Philippe Rousseau was a student of Baron Gros and Jean-Victor Bertin, and began his career as a landscape painter, particularly of views of Normandy. He exhibited landscapes at the Salons between 1831 and 1843, after which he showed mainly still lives and animal subjects. Rousseau’s reputation was first established in 1845, when his painting The City Rat and the Country Rat, based on a fable by Jean de La Fontaine and combining his flair for animal painting with his talent for still-life compositions, was exhibited at the Salon to critical acclaim. Admired by such critics as Théophile Gautier, E.-J. Delécluze and Charles Baudelaire, the painting was praised by the latter in his review of the Salon; ‘This is what making still lifes freely is all about, as a landscape painter, as a genre painter, as a man of spirit…’. In 1850 Rousseau received his first state commission, for a large canvas of a dog and cats for which he was paid 2,400 francs; the painting is today in the Musée d’Orsay.



It was in particular through his paintings illustrating the Fables of Jean de La Fontaine that Rousseau combined his love of depicting animals and storytelling, and in 1859 he decorated the Hôtel d’Albe on the Champs-Elysées with seven paintings on themes taken from La Fontaine.

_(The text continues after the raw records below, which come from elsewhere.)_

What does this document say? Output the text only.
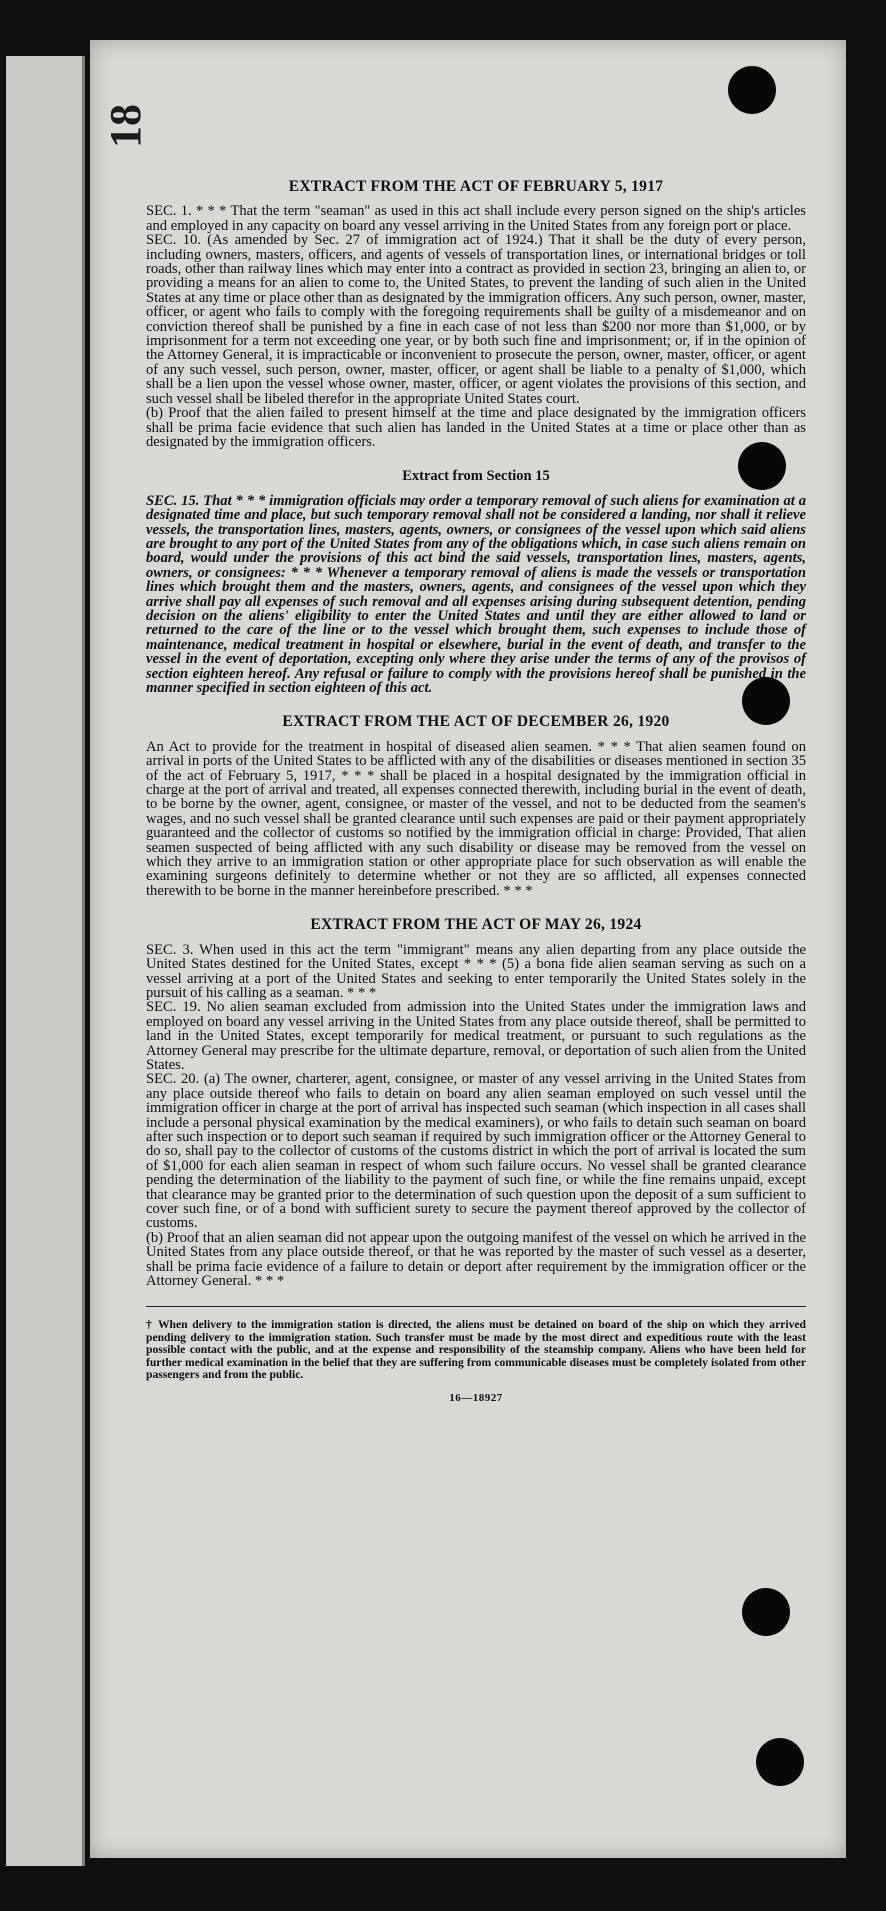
18
EXTRACT FROM THE ACT OF FEBRUARY 5, 1917

SEC. 1. * * * That the term "seaman" as used in this act shall include every person signed on the ship's articles and employed in any capacity on board any vessel arriving in the United States from any foreign port or place.

SEC. 10. (As amended by Sec. 27 of immigration act of 1924.) That it shall be the duty of every person, including owners, masters, officers, and agents of vessels of transportation lines, or international bridges or toll roads, other than railway lines which may enter into a contract as provided in section 23, bringing an alien to, or providing a means for an alien to come to, the United States, to prevent the landing of such alien in the United States at any time or place other than as designated by the immigration officers. Any such person, owner, master, officer, or agent who fails to comply with the foregoing requirements shall be guilty of a misdemeanor and on conviction thereof shall be punished by a fine in each case of not less than $200 nor more than $1,000, or by imprisonment for a term not exceeding one year, or by both such fine and imprisonment; or, if in the opinion of the Attorney General, it is impracticable or inconvenient to prosecute the person, owner, master, officer, or agent of any such vessel, such person, owner, master, officer, or agent shall be liable to a penalty of $1,000, which shall be a lien upon the vessel whose owner, master, officer, or agent violates the provisions of this section, and such vessel shall be libeled therefor in the appropriate United States court.

(b) Proof that the alien failed to present himself at the time and place designated by the immigration officers shall be prima facie evidence that such alien has landed in the United States at a time or place other than as designated by the immigration officers.

Extract from Section 15

SEC. 15. That * * * immigration officials may order a temporary removal of such aliens for examination at a designated time and place, but such temporary removal shall not be considered a landing, nor shall it relieve vessels, the transportation lines, masters, agents, owners, or consignees of the vessel upon which said aliens are brought to any port of the United States from any of the obligations which, in case such aliens remain on board, would under the provisions of this act bind the said vessels, transportation lines, masters, agents, owners, or consignees: * * * Whenever a temporary removal of aliens is made the vessels or transportation lines which brought them and the masters, owners, agents, and consignees of the vessel upon which they arrive shall pay all expenses of such removal and all expenses arising during subsequent detention, pending decision on the aliens' eligibility to enter the United States and until they are either allowed to land or returned to the care of the line or to the vessel which brought them, such expenses to include those of maintenance, medical treatment in hospital or elsewhere, burial in the event of death, and transfer to the vessel in the event of deportation, excepting only where they arise under the terms of any of the provisos of section eighteen hereof. Any refusal or failure to comply with the provisions hereof shall be punished in the manner specified in section eighteen of this act.

EXTRACT FROM THE ACT OF DECEMBER 26, 1920

An Act to provide for the treatment in hospital of diseased alien seamen. * * * That alien seamen found on arrival in ports of the United States to be afflicted with any of the disabilities or diseases mentioned in section 35 of the act of February 5, 1917, * * * shall be placed in a hospital designated by the immigration official in charge at the port of arrival and treated, all expenses connected therewith, including burial in the event of death, to be borne by the owner, agent, consignee, or master of the vessel, and not to be deducted from the seamen's wages, and no such vessel shall be granted clearance until such expenses are paid or their payment appropriately guaranteed and the collector of customs so notified by the immigration official in charge: Provided, That alien seamen suspected of being afflicted with any such disability or disease may be removed from the vessel on which they arrive to an immigration station or other appropriate place for such observation as will enable the examining surgeons definitely to determine whether or not they are so afflicted, all expenses connected therewith to be borne in the manner hereinbefore prescribed. * * *

EXTRACT FROM THE ACT OF MAY 26, 1924

SEC. 3. When used in this act the term "immigrant" means any alien departing from any place outside the United States destined for the United States, except * * * (5) a bona fide alien seaman serving as such on a vessel arriving at a port of the United States and seeking to enter temporarily the United States solely in the pursuit of his calling as a seaman. * * *

SEC. 19. No alien seaman excluded from admission into the United States under the immigration laws and employed on board any vessel arriving in the United States from any place outside thereof, shall be permitted to land in the United States, except temporarily for medical treatment, or pursuant to such regulations as the Attorney General may prescribe for the ultimate departure, removal, or deportation of such alien from the United States.

SEC. 20. (a) The owner, charterer, agent, consignee, or master of any vessel arriving in the United States from any place outside thereof who fails to detain on board any alien seaman employed on such vessel until the immigration officer in charge at the port of arrival has inspected such seaman (which inspection in all cases shall include a personal physical examination by the medical examiners), or who fails to detain such seaman on board after such inspection or to deport such seaman if required by such immigration officer or the Attorney General to do so, shall pay to the collector of customs of the customs district in which the port of arrival is located the sum of $1,000 for each alien seaman in respect of whom such failure occurs. No vessel shall be granted clearance pending the determination of the liability to the payment of such fine, or while the fine remains unpaid, except that clearance may be granted prior to the determination of such question upon the deposit of a sum sufficient to cover such fine, or of a bond with sufficient surety to secure the payment thereof approved by the collector of customs.

(b) Proof that an alien seaman did not appear upon the outgoing manifest of the vessel on which he arrived in the United States from any place outside thereof, or that he was reported by the master of such vessel as a deserter, shall be prima facie evidence of a failure to detain or deport after requirement by the immigration officer or the Attorney General. * * *

† When delivery to the immigration station is directed, the aliens must be detained on board of the ship on which they arrived pending delivery to the immigration station. Such transfer must be made by the most direct and expeditious route with the least possible contact with the public, and at the expense and responsibility of the steamship company. Aliens who have been held for further medical examination in the belief that they are suffering from communicable diseases must be completely isolated from other passengers and from the public.

16—18927
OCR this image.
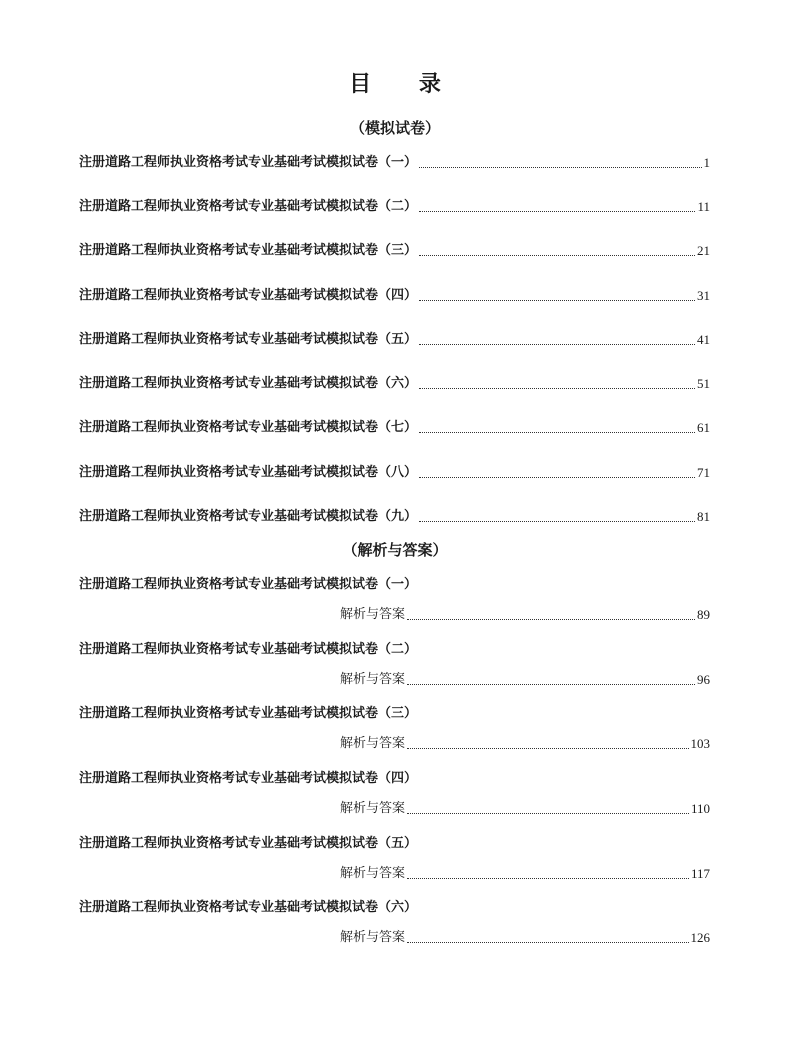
目 录
（模拟试卷）
注册道路工程师执业资格考试专业基础考试模拟试卷（一）	1
注册道路工程师执业资格考试专业基础考试模拟试卷（二）	11
注册道路工程师执业资格考试专业基础考试模拟试卷（三）	21
注册道路工程师执业资格考试专业基础考试模拟试卷（四）	31
注册道路工程师执业资格考试专业基础考试模拟试卷（五）	41
注册道路工程师执业资格考试专业基础考试模拟试卷（六）	51
注册道路工程师执业资格考试专业基础考试模拟试卷（七）	61
注册道路工程师执业资格考试专业基础考试模拟试卷（八）	71
注册道路工程师执业资格考试专业基础考试模拟试卷（九）	81
（解析与答案）
注册道路工程师执业资格考试专业基础考试模拟试卷（一）
解析与答案	89
注册道路工程师执业资格考试专业基础考试模拟试卷（二）
解析与答案	96
注册道路工程师执业资格考试专业基础考试模拟试卷（三）
解析与答案	103
注册道路工程师执业资格考试专业基础考试模拟试卷（四）
解析与答案	110
注册道路工程师执业资格考试专业基础考试模拟试卷（五）
解析与答案	117
注册道路工程师执业资格考试专业基础考试模拟试卷（六）
解析与答案	126
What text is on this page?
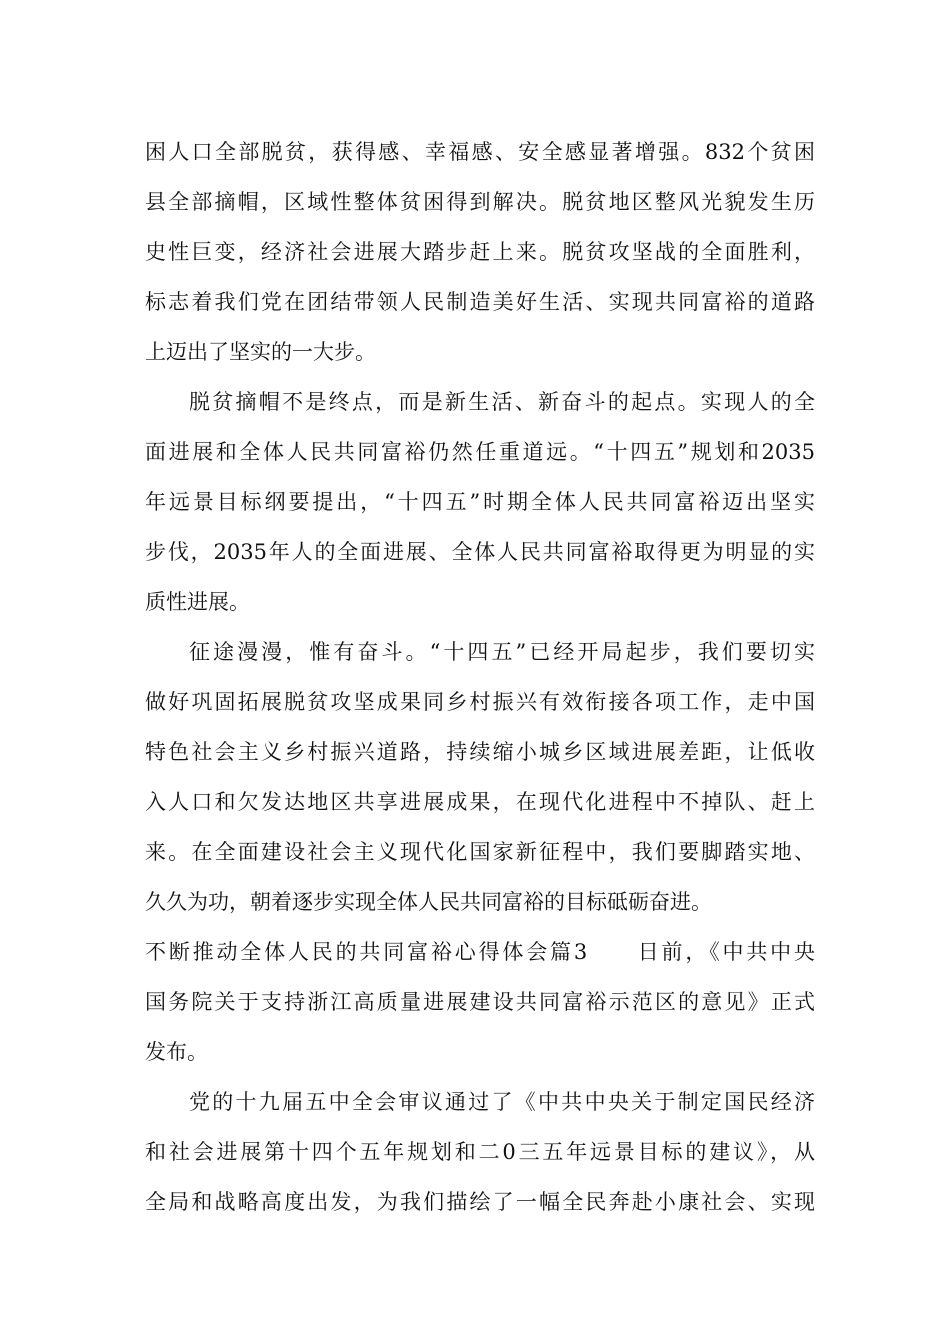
困人口全部脱贫，获得感、幸福感、安全感显著增强。832个贫困
县全部摘帽，区域性整体贫困得到解决。脱贫地区整风光貌发生历
史性巨变，经济社会进展大踏步赶上来。脱贫攻坚战的全面胜利，
标志着我们党在团结带领人民制造美好生活、实现共同富裕的道路
上迈出了坚实的一大步。
脱贫摘帽不是终点，而是新生活、新奋斗的起点。实现人的全
面进展和全体人民共同富裕仍然任重道远。“十四五”规划和2035
年远景目标纲要提出，“十四五”时期全体人民共同富裕迈出坚实
步伐，2035年人的全面进展、全体人民共同富裕取得更为明显的实
质性进展。
征途漫漫，惟有奋斗。“十四五”已经开局起步，我们要切实
做好巩固拓展脱贫攻坚成果同乡村振兴有效衔接各项工作，走中国
特色社会主义乡村振兴道路，持续缩小城乡区域进展差距，让低收
入人口和欠发达地区共享进展成果，在现代化进程中不掉队、赶上
来。在全面建设社会主义现代化国家新征程中，我们要脚踏实地、
久久为功，朝着逐步实现全体人民共同富裕的目标砥砺奋进。
不断推动全体人民的共同富裕心得体会篇3　　日前，《中共中央
国务院关于支持浙江高质量进展建设共同富裕示范区的意见》正式
发布。
党的十九届五中全会审议通过了《中共中央关于制定国民经济
和社会进展第十四个五年规划和二0三五年远景目标的建议》，从
全局和战略高度出发，为我们描绘了一幅全民奔赴小康社会、实现
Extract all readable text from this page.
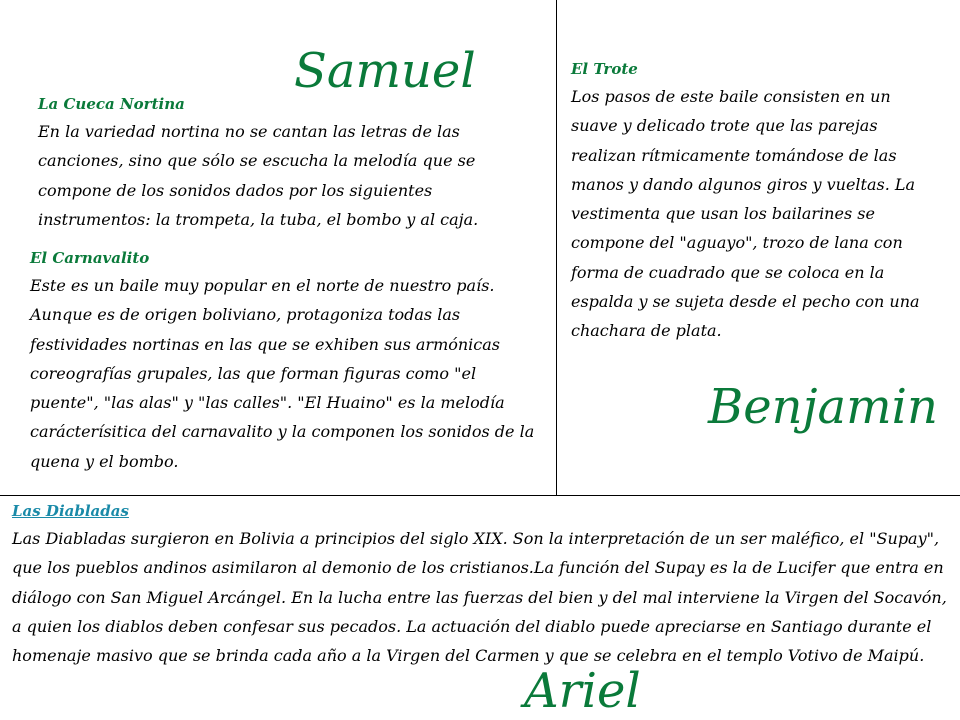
Samuel
Benjamin
Ariel
La Cueca Nortina
En la variedad nortina no se cantan las letras de las canciones, sino que sólo se escucha la melodía que se compone de los sonidos dados por los siguientes instrumentos: la trompeta, la tuba, el bombo y al caja.
El Carnavalito
Este es un baile muy popular en el norte de nuestro país. Aunque es de origen boliviano, protagoniza todas las festividades nortinas en las que se exhiben sus armónicas coreografías grupales, las que forman figuras como "el puente", "las alas" y "las calles". "El Huaino" es la melodía carácterísitica del carnavalito y la componen los sonidos de la quena y el bombo.
El Trote
Los pasos de este baile consisten en un suave y delicado trote que las parejas realizan rítmicamente tomándose de las manos y dando algunos giros y vueltas. La vestimenta que usan los bailarines se compone del "aguayo", trozo de lana con forma de cuadrado que se coloca en la espalda y se sujeta desde el pecho con una chachara de plata.
Las Diabladas
Las Diabladas surgieron en Bolivia a principios del siglo XIX. Son la interpretación de un ser maléfico, el "Supay", que los pueblos andinos asimilaron al demonio de los cristianos.La función del Supay es la de Lucifer que entra en diálogo con San Miguel Arcángel. En la lucha entre las fuerzas del bien y del mal interviene la Virgen del Socavón, a quien los diablos deben confesar sus pecados. La actuación del diablo puede apreciarse en Santiago durante el homenaje masivo que se brinda cada año a la Virgen del Carmen y que se celebra en el templo Votivo de Maipú.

As a still life painter, Rousseau was regarded as the contemporary equivalent of Jean-Baptiste Chardin, who was, along with Jean-Baptiste Oudry, a lifelong influence and inspiration. Although working in what was then regarded as the ‘minor’ genres of animal painting and still life painting, Rousseau’s work was greatly admired and he enjoyed considerable success; among his patrons were Napoleon III, the Duc de Trévise, the Princess Mathilde Bonaparte, Alexandre Dumas and the Barons de Rothschild. Like Oudry before him, Rousseau also designed tapestries for the tapestry factory at Beauvais.



The illustrations of the fables of La Fontaine led to Rousseau being able to paint a great number of animals such as frogs, lambs, hares, turtles, dogs, foxes and birds. He therefore never had to limit himself to one animal, although he typically did not paint predators or large game animals. Rousseau liked to show such typical confrontations as that between a cat and a mouse or a cat and a dog.